Private health insurance plans are sold directly by health insurance companies, agents or through an online website entity like HealthCare.com. These private, off-exchange plans are slightly different in structure. Some of the differences include:
- No private health insurance plan is eligible for any financial subsidy assistance.
- Since they are major medical insurance plans, they still must offer the same essential health benefits listed above.
- Private plans can be purchased online, through an insurance broker or directly through a health insurance company. It’s important to note that commissions for a medical insurance sale are paid by the health carrier and are not tacked on to your final bill.
- Networks can be broader because the health insurance carrier isn’t paying additional administrative fees for an off-exchange, private plan.

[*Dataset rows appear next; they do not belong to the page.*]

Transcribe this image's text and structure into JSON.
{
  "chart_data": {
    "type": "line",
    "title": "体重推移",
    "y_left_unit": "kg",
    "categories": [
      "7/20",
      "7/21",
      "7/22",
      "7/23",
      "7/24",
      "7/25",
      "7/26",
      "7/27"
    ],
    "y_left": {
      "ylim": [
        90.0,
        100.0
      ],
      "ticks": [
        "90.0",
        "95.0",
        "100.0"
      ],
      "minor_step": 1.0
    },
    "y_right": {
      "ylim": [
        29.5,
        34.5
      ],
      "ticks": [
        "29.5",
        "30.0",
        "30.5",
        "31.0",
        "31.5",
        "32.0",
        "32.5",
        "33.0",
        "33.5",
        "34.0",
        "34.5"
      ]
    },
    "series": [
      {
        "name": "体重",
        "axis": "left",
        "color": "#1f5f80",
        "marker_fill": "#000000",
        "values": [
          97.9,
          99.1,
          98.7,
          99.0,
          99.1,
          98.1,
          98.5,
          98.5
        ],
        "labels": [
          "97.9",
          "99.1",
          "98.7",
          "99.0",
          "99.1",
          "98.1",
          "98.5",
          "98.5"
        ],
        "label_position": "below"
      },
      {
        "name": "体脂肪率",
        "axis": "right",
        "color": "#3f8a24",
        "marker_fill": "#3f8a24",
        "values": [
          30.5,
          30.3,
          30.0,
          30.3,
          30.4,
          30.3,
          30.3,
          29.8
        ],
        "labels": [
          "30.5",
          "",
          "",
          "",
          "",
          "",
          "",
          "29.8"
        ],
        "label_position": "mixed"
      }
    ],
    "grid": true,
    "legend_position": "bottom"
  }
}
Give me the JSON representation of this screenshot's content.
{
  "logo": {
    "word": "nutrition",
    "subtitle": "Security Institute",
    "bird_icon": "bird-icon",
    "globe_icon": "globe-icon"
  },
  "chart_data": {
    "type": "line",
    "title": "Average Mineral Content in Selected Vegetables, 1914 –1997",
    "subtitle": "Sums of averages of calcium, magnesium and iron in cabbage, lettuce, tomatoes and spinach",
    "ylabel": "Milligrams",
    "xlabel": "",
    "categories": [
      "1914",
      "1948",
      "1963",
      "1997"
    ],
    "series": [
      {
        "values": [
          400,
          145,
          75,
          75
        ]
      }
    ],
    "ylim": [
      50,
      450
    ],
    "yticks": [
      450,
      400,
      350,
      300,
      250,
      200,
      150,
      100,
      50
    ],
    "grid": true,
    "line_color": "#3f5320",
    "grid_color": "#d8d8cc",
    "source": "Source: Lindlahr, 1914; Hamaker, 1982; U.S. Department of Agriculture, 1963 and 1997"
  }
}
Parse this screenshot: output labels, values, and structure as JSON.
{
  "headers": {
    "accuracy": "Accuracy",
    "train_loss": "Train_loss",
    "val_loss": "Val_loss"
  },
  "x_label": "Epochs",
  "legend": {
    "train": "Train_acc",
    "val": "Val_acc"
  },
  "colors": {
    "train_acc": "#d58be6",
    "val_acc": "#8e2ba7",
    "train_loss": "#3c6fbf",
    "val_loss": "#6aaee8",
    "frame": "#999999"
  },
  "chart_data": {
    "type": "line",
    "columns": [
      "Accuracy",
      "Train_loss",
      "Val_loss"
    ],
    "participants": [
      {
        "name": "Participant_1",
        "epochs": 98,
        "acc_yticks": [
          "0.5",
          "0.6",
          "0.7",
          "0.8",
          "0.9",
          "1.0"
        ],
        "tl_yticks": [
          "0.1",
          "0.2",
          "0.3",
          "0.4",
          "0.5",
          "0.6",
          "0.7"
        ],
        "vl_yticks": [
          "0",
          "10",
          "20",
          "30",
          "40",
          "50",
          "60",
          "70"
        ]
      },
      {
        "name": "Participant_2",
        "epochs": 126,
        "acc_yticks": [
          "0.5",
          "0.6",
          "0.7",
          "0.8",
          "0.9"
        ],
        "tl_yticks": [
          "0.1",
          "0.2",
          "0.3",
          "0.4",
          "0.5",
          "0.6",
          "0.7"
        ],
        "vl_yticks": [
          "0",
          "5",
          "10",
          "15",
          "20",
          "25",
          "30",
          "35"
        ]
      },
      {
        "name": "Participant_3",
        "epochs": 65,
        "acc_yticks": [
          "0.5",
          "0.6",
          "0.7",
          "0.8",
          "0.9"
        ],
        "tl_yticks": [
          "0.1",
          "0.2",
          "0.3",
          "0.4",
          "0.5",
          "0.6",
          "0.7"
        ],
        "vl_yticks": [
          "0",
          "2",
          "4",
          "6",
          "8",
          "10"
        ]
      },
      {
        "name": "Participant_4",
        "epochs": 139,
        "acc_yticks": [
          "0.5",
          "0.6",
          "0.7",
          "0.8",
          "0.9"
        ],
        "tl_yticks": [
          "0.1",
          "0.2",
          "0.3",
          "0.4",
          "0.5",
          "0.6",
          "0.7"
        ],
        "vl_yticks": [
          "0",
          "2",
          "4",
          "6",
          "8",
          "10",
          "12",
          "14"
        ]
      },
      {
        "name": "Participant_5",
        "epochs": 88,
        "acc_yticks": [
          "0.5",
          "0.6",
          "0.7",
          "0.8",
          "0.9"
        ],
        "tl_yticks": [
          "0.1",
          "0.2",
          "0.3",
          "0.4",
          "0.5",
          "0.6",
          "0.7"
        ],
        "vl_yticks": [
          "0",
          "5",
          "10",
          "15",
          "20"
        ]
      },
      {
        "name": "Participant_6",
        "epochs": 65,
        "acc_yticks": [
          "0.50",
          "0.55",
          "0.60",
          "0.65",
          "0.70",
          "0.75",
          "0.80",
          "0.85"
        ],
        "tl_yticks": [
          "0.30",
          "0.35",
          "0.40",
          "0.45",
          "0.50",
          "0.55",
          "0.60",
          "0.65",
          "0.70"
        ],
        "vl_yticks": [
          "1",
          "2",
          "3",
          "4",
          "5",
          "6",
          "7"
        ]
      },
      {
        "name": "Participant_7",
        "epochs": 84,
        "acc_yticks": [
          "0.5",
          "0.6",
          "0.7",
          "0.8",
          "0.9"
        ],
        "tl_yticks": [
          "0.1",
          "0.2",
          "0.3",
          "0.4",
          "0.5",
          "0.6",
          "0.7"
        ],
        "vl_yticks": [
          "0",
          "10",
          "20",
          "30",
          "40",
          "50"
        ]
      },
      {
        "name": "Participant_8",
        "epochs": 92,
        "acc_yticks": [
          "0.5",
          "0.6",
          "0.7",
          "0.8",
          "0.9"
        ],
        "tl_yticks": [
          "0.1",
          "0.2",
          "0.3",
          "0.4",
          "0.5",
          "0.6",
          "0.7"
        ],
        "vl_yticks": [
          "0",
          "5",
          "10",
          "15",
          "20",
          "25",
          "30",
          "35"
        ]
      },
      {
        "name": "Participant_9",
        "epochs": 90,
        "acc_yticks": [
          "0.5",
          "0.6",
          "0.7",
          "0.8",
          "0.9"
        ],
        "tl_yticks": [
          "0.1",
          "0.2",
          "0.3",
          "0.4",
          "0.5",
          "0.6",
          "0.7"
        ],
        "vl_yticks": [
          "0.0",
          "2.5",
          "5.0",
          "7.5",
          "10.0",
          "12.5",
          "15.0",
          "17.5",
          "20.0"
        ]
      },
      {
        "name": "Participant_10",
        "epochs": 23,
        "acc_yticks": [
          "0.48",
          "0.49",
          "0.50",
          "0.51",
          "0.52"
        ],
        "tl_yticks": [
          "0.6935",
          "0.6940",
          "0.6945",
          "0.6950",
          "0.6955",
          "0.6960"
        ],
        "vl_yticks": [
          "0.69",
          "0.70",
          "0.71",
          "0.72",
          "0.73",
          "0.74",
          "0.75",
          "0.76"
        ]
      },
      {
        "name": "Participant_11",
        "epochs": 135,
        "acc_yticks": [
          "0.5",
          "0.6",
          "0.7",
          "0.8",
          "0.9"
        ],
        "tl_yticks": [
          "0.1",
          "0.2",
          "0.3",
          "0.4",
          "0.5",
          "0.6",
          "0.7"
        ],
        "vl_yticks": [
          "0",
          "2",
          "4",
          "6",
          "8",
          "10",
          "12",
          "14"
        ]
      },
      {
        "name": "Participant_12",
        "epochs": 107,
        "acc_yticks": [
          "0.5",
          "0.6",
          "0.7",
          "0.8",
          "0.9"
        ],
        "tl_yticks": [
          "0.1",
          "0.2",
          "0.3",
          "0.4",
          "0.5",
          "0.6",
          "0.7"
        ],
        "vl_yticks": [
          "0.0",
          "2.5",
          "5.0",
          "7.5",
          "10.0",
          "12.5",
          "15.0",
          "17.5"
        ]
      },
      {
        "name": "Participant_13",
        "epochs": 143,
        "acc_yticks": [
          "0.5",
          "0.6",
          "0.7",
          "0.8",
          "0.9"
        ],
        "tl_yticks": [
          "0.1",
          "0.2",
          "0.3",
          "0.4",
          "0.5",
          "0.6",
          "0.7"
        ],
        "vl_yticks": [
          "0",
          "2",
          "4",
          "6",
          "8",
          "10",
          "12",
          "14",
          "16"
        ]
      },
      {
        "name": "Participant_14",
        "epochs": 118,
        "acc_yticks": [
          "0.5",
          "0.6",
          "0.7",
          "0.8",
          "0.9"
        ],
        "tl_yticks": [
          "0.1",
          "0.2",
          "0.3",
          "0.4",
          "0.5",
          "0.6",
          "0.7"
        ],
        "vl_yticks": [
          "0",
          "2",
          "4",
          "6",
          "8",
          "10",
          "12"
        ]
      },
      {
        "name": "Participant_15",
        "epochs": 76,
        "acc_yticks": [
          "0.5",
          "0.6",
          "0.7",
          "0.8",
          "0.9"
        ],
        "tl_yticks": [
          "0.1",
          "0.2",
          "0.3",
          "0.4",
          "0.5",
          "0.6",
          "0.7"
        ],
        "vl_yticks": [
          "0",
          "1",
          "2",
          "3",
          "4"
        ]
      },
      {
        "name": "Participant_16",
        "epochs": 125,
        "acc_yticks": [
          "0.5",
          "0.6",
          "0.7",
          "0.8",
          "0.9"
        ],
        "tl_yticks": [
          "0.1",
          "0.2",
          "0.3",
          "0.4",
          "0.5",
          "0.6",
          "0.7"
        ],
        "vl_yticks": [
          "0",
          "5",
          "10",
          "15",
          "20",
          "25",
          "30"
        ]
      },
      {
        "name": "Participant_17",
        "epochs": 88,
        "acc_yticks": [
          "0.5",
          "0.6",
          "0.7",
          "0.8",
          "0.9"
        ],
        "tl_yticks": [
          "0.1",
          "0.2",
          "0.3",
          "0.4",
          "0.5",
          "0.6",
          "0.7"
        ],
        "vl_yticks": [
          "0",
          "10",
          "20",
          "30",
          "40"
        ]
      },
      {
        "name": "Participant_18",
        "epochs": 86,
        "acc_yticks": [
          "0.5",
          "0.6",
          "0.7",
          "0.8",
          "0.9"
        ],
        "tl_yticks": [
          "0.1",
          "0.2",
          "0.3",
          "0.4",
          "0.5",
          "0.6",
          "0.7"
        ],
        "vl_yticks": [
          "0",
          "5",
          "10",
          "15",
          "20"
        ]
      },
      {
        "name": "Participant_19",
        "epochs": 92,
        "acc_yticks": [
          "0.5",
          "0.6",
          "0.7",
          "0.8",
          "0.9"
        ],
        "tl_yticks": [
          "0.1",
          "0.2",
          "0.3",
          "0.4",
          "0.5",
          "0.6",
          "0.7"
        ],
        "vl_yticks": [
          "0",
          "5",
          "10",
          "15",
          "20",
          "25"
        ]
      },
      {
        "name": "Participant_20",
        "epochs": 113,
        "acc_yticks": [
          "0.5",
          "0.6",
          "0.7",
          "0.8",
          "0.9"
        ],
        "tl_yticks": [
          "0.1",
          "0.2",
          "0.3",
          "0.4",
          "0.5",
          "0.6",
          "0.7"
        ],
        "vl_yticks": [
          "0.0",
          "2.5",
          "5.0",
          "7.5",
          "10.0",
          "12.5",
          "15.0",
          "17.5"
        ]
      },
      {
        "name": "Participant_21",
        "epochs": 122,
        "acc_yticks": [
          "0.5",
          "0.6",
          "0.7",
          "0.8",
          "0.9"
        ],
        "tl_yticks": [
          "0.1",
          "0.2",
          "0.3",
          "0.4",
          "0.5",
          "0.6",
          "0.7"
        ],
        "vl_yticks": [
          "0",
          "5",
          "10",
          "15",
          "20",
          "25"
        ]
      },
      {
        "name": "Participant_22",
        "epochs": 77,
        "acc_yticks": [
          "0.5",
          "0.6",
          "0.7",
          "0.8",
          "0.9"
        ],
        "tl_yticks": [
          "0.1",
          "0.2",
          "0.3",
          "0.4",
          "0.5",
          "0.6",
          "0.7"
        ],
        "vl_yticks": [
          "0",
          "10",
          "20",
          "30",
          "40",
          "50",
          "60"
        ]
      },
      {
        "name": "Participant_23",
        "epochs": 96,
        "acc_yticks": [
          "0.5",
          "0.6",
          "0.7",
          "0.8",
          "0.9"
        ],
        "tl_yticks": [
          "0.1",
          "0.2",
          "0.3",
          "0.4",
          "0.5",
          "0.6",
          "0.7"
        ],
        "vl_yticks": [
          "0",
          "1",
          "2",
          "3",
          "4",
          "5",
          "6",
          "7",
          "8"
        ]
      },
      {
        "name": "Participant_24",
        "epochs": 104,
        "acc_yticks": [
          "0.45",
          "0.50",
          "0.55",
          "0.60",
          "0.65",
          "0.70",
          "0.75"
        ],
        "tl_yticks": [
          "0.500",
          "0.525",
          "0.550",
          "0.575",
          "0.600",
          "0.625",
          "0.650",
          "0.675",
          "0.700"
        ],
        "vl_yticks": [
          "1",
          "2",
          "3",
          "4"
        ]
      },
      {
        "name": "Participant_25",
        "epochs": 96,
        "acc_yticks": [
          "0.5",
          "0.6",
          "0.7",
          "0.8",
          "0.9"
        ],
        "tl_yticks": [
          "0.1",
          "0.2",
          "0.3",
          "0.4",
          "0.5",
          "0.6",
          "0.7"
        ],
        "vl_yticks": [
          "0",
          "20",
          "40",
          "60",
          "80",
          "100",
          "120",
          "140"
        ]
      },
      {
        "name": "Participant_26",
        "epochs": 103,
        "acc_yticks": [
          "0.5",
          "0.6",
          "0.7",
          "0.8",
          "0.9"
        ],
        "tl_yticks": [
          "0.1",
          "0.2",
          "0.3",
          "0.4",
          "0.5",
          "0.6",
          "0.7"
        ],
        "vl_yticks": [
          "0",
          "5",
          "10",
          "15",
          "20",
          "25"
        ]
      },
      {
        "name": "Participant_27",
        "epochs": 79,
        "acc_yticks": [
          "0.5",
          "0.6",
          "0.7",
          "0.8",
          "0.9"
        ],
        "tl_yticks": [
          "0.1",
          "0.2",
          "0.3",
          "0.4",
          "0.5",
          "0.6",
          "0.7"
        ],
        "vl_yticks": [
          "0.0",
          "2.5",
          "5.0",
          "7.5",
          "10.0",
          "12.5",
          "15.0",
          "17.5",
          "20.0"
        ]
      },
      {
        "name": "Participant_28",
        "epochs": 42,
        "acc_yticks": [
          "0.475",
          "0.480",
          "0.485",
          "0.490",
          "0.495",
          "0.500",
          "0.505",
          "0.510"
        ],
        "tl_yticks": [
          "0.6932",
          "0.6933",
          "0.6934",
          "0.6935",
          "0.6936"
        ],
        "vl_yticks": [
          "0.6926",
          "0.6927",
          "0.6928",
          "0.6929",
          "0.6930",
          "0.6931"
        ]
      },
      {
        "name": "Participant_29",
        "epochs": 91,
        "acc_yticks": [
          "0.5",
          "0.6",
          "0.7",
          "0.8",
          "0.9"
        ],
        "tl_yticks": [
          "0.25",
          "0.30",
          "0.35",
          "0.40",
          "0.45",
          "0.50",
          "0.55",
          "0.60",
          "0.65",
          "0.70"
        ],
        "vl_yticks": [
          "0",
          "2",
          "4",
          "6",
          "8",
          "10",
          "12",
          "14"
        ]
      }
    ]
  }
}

There are other types of off-exchange plans available as well, such as indemnity plans, critical illness plans, and short-term plans. While these are not qualified health plans (meaning they do not meet the Affordable Care Act requirement for having health coverage), they do have lower premiums and may be a good fit for some healthy people.
Bigger networks on a private plan can be a big draw for individuals who need specialty care. A government plan with a subsidy might save the consumer monthly, but if they need care from a facility or physician that isn’t covered in their cheaper, small network plan, they could wind up spending more money out of pocket during the year paying off out-of-network medical bills overall.
This also holds true for individuals right on the border of subsidy qualification. If you have an $8 a month subsidy reduction and a small network, you could get the same or similar plan with a larger network, in some cases, and have a much larger selection of medical teams to choose from.
Private health insurance vs. marketplace insurance – it boils down to cost efficiency and preference.